Ошеломленное выражение лица гостя, немного сглаженное большим количеством выпитого и съеденного, привело Юру в полный восторг и только усилило приступы смеха.
— А ты тож заканчивай, а то я не знаю, о чем с тобой Сергеич разговаривал, когда в сторонку отводил. Клинья он к девчонке подбивать принялся, бабник чертов. Правильно тебя старшина тормознул.
— А я что? Командиру, значит, можно клинья подбивать, а я побоку? Он вообще не человек, а я парень пригожий. Девкам в селе нравился.

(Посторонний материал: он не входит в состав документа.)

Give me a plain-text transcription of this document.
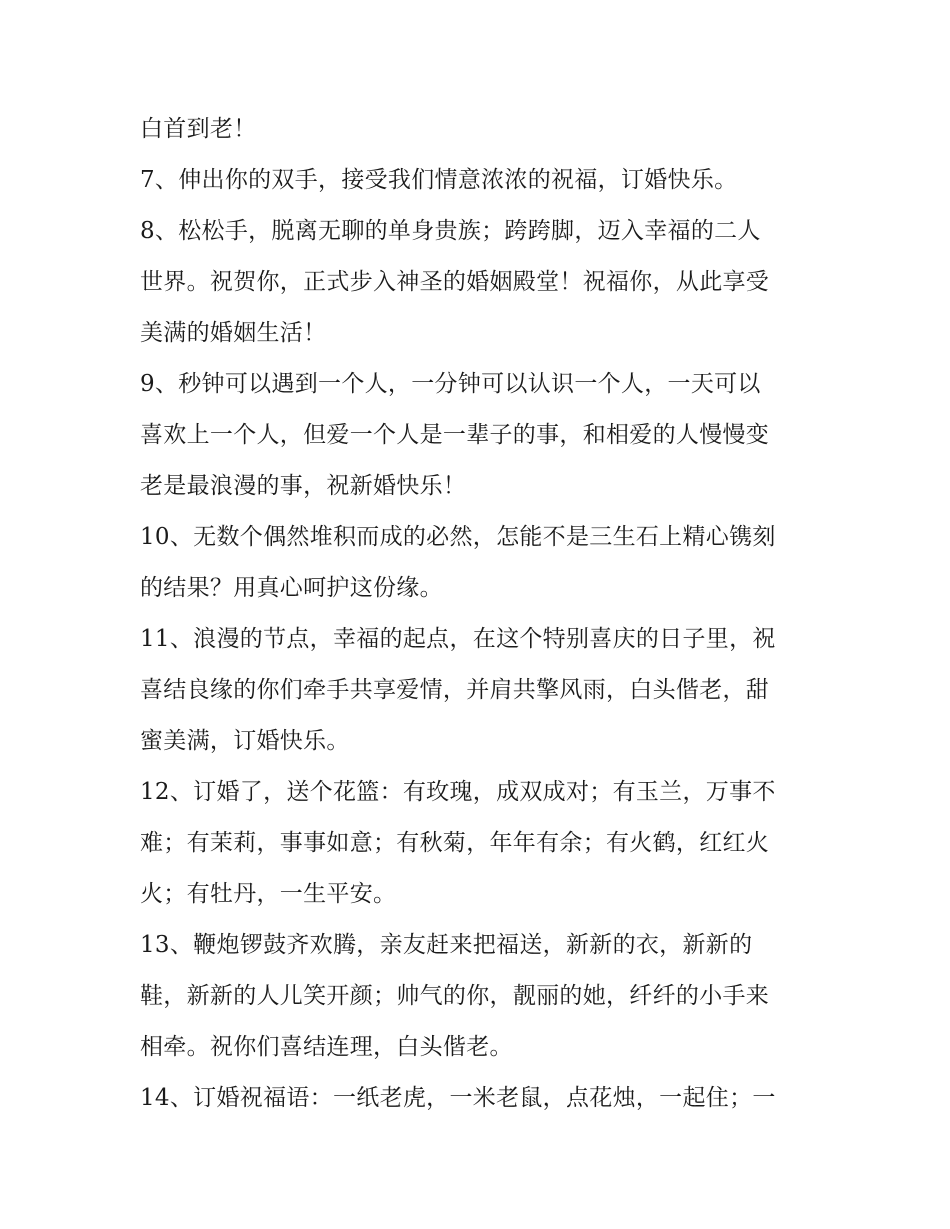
白首到老！
7、伸出你的双手，接受我们情意浓浓的祝福，订婚快乐。
8、松松手，脱离无聊的单身贵族；跨跨脚，迈入幸福的二人
世界。祝贺你，正式步入神圣的婚姻殿堂！祝福你，从此享受
美满的婚姻生活！
9、秒钟可以遇到一个人，一分钟可以认识一个人，一天可以
喜欢上一个人，但爱一个人是一辈子的事，和相爱的人慢慢变
老是最浪漫的事，祝新婚快乐！
10、无数个偶然堆积而成的必然，怎能不是三生石上精心镌刻
的结果？用真心呵护这份缘。
11、浪漫的节点，幸福的起点，在这个特别喜庆的日子里，祝
喜结良缘的你们牵手共享爱情，并肩共擎风雨，白头偕老，甜
蜜美满，订婚快乐。
12、订婚了，送个花篮：有玫瑰，成双成对；有玉兰，万事不
难；有茉莉，事事如意；有秋菊，年年有余；有火鹤，红红火
火；有牡丹，一生平安。
13、鞭炮锣鼓齐欢腾，亲友赶来把福送，新新的衣，新新的
鞋，新新的人儿笑开颜；帅气的你，靓丽的她，纤纤的小手来
相牵。祝你们喜结连理，白头偕老。
14、订婚祝福语：一纸老虎，一米老鼠，点花烛，一起住；一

Повернув голову к гостю, Гена выдал, в отличие от напарника, не заплетающимся языком:
— Вот видишь, до чего нас, мужиков, бабы доводят? И ведь даже не обращает внимания, что девчонка еще молоденькая. А уж про то, что хвост и уши нечеловеческие имеет, так вообще думать забыл. Попадет он со своей хотелкой когда-нибудь, ох попадет. Так что давай, Ром, наливай, за образумление выпьем.
Пододвинув тару к заветной фляжке, чуть потянувшись из-за стола, передвинув поближе какой-то уж слишком красивый салат с торчащими из него шляпками опят, в очередной раз при этом удивившись, как это Леший обеспечил такое разнообразие продуктов, Гена продолжил, практически трезвым голосом обращаясь к гостю:
— Даже если бы у него что вышло и командир ему хотелку не оторвал — ну на хрена ему лисят целый выводок? Хоть ты мне объясни.
Полностью ошеломленный обрушившимися на него сведениями, Роман задумался и не глядя продолжил наливать из фляги, уже не прислушиваясь к булькам. Из-за чего и был моментально окрикнут Юриным заплетающимся голосом:
— Нет, ну ты что делаешь! Спирт-то не разливай. И так жизнь поганая, а тут еще ты непотребство творишь. Ик! — Положив подбородок на скрещенные руки и практически неразборчиво продолжив, тот донес до окружающих всю меру вселенской несправедливости: — Мне, значит, нельзя, а сама вокруг него так и вьется. Мало того, утром так вообще из его комнаты выходила! — Схватив наполненную рюмку, страдалец мгновенно опрокинул ее и уж совсем никакущим голосом добавил: — Нет в мире спр… справедливоси. — После чего окончательно улегся на столе и захрапел.
— Ром, не обращай внимания. Это он у нас от недостатка женского общества. Мы с ним вообще-то из одной деревни. А насчет Ва Сю, это он зря. Сам же видел, как ее командир лечил. Она ведь как оборотилась, чуть лапы-то не откинула. Да и Леший, я сам слышал, говорил, что пока ей далеко от командира отходить нельзя — заболеть может.